Es cierto que Ravel recibió algún desagravio en la siguiente obra del programa, con una interpretación de prestancia y gran personalidad a cargo del pianista francés Jean-Efflam Bavouzet. El Concierto para piano y orquesta pertenece a la última etapa del catálogo raveliano y se trata de una especie de compendio de atmósferas y universos sonoros que atraviesan por momentos Falla, Stravinsky y hasta Gershwin con una lógica constructiva rigurosa que nunca cae en la desorientación de el pastiche. Su concepción de un ideal clasicista se había transformado desde hacía una década, la Primera Guerra Mundial había quebrado la confianza en la autoridad y en la herencia; se trata ahora de una obra colorista sin grandes pretensiones pero de altísima exigencia, que bebe sin prejuicios de muchas fuentes y está provista de una orquestación magnífica. El primer movimiento Allegremente se inicia con un melodía del flautín adornada con glissandi del piano, prolongada por la trompeta. Un inicio con síntomas de desacuerdo entre la orquesta y el solista nos hizo presagiar lo peor, pero a lo largo del primer y segundo movimientos, el pianista fue asentándose con un notable equilibrio y detalles técnicos, como los trinos, de gran brillantez. Hay que decir, sin embargo, que a la orquesta le faltó algo de “ligereza de pies”, cosa que se acusó en la difícil integración del carácter que le dio Bavouzet a la partitura, y que las polirritmias provocaron inestabilidad en algunos momentos. No quisiera olvidar sin embargo la intervención espléndida de Juan Manuel Gómez, solista de trompa, en el comprometido fragmento lleno de agudos  del primer movimiento. El inicio del Adagio es un maravilloso pasaje cristalino y frágil, y fue muy cuidado por el director, otorgándole a Bavouzet un envoltorio sonoro adecuado en el que poder respirar; flautas y oboes ofrecieron un magnífico rendimiento, y el clarinete estuvo algo por debajo de su nivel. El Presto final rematado con gran precisión por el francés, le valió una buena acogida del público al que le regaló dos propinas muy diferentes: el virtuosismo desenfrenado del Estudio de Concierto Op.13 de Gabriel Pierné (aunque con más brillo y vehemencia que precisión) y el lirismo delicado de Claude Debussy en el octavo preludio del primer libro de sus Preludios: “La niña de los cabellos de lino”. 

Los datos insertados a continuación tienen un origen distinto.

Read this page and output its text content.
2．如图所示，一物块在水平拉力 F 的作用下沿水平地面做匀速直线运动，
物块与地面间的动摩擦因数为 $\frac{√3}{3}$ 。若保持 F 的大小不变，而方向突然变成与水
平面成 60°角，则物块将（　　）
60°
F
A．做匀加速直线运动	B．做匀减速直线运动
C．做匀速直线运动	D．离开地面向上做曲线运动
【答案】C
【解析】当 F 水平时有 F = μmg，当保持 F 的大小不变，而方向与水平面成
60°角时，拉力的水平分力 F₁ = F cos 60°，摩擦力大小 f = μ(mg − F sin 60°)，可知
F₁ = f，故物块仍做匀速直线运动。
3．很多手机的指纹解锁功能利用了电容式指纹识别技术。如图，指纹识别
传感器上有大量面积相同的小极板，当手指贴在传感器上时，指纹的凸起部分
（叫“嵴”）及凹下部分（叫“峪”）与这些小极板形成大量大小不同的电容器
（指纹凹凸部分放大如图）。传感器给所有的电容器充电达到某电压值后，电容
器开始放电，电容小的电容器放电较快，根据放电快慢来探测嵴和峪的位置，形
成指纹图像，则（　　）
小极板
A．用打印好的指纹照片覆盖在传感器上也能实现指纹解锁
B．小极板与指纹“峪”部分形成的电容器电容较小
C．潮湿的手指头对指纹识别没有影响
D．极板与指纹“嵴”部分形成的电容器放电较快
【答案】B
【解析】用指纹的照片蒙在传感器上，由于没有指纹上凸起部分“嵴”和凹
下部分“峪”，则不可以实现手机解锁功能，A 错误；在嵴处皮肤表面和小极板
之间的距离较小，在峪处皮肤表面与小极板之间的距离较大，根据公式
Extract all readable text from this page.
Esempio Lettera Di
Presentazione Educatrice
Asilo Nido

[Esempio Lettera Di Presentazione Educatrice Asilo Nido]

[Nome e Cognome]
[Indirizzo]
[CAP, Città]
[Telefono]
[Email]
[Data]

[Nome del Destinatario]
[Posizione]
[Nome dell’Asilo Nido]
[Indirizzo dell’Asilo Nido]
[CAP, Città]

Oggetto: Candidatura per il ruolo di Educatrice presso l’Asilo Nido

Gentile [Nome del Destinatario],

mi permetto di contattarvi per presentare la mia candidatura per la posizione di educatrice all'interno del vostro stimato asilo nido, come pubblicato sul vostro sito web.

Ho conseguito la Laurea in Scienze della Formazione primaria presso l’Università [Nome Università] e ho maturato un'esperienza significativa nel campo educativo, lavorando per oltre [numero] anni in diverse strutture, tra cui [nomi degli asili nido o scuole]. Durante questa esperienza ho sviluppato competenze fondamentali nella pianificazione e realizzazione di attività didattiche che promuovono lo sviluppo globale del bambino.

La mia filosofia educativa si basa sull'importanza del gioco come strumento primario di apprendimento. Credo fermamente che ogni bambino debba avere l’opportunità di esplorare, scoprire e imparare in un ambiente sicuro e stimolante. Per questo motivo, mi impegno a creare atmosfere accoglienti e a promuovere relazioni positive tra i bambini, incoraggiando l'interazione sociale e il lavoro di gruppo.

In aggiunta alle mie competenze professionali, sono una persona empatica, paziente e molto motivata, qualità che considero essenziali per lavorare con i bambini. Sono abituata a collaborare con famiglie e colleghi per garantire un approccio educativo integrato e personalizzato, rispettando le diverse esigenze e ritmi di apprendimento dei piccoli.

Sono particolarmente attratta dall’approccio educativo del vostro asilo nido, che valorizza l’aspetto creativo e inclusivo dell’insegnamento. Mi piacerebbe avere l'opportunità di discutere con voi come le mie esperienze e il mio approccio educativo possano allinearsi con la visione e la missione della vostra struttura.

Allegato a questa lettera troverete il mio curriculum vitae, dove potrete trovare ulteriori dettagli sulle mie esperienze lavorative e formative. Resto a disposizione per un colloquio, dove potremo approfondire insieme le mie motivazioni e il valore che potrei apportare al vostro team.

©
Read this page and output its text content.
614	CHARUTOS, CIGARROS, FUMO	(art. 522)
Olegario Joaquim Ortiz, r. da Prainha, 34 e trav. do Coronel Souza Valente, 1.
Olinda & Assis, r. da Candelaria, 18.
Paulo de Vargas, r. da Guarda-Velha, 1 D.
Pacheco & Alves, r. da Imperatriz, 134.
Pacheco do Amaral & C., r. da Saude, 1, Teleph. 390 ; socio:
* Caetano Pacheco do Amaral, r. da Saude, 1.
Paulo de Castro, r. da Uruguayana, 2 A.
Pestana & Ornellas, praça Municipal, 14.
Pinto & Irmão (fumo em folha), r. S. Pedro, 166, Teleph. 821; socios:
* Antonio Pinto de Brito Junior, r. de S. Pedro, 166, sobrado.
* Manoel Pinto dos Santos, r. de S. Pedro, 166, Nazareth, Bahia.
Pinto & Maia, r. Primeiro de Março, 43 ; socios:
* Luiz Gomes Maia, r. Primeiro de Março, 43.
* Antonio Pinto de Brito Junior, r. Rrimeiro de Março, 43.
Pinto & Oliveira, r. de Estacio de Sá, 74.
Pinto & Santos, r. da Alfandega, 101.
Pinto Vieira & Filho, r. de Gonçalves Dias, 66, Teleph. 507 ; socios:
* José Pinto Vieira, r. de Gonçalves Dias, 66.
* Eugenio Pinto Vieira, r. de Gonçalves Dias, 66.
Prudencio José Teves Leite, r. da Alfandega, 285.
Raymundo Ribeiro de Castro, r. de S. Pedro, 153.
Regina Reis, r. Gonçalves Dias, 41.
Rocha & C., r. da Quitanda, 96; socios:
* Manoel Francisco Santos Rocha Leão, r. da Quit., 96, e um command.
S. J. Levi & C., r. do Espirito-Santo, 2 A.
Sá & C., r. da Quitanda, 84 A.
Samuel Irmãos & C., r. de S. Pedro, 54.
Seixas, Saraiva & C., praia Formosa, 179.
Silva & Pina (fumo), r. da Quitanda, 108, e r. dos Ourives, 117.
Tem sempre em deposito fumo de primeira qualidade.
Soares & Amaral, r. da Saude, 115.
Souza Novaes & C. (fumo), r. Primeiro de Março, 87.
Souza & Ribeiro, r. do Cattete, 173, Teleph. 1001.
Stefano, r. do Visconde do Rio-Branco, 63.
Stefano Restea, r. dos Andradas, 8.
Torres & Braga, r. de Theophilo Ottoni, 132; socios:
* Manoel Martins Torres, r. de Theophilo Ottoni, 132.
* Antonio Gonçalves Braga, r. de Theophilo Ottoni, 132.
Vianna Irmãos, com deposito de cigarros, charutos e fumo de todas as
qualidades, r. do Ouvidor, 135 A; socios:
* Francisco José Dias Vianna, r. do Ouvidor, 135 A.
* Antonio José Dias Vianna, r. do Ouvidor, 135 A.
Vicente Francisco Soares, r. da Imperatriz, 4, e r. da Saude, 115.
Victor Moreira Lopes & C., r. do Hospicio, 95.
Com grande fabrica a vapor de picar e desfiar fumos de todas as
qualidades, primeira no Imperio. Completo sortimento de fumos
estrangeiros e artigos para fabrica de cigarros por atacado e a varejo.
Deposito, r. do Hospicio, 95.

La segunda parte comenzó con las Danzas sinfónicas de Rachmaninov; en tres movimientos brillantes y orquestalmente exuberantes es la última partitura que nos dejó el compositor ruso, dedicada a la Orquesta de Filadelfia. Algo denostada por ser tachada de anacrónica desde las corrientes de vanguardia, ofrece sin embargo momentos interesantes. El director venezolano trabaja mucho la expresividad de las cuerdas, y fue quizás lo más destacable en su visita. Dentro de esa abundante masa orquestal en el primer movimiento son relevantes los solos de los vientos y el característico color del saxofón, de gran protagonismo. En este apartado destacó un inspirado Ignacio Gascón, saxofón invitado, con una intervención muy expresiva y precisa. El segundo Andante con moto, aunque lo indique en la partitura toma de un vals sólo el ambiente y está regado de interesantes síncopas desde el punto de vista técnico, y de amargura y dolor, desde el biográfico y estético. Aunque algún ensayo más no hubiera sobrado, Hernández Silva fue asentando poco a poco la imbricación entre secciones para que los solos, tal y como piensa esta partitura el compositor ruso, fueran realmente relevantes por encima del oleaje orquestal. Si bien las trompas no mostraron la seguridad de la primera parte, hubo intervenciones de gran solvencia como la de oboes y sobre todo, la de Alfons Reverté, que fue un clarinete bajo soberbio. El último movimiento está impregnado de un carácter trascendente, con la presencia desde los primeros compases del canto de la Iglesia ortodoxa y después del Dies irae. La batuta eligió no obstante más efectismo que trascendencia, rozando la vulgaridad, y la orquesta la siguió obediente.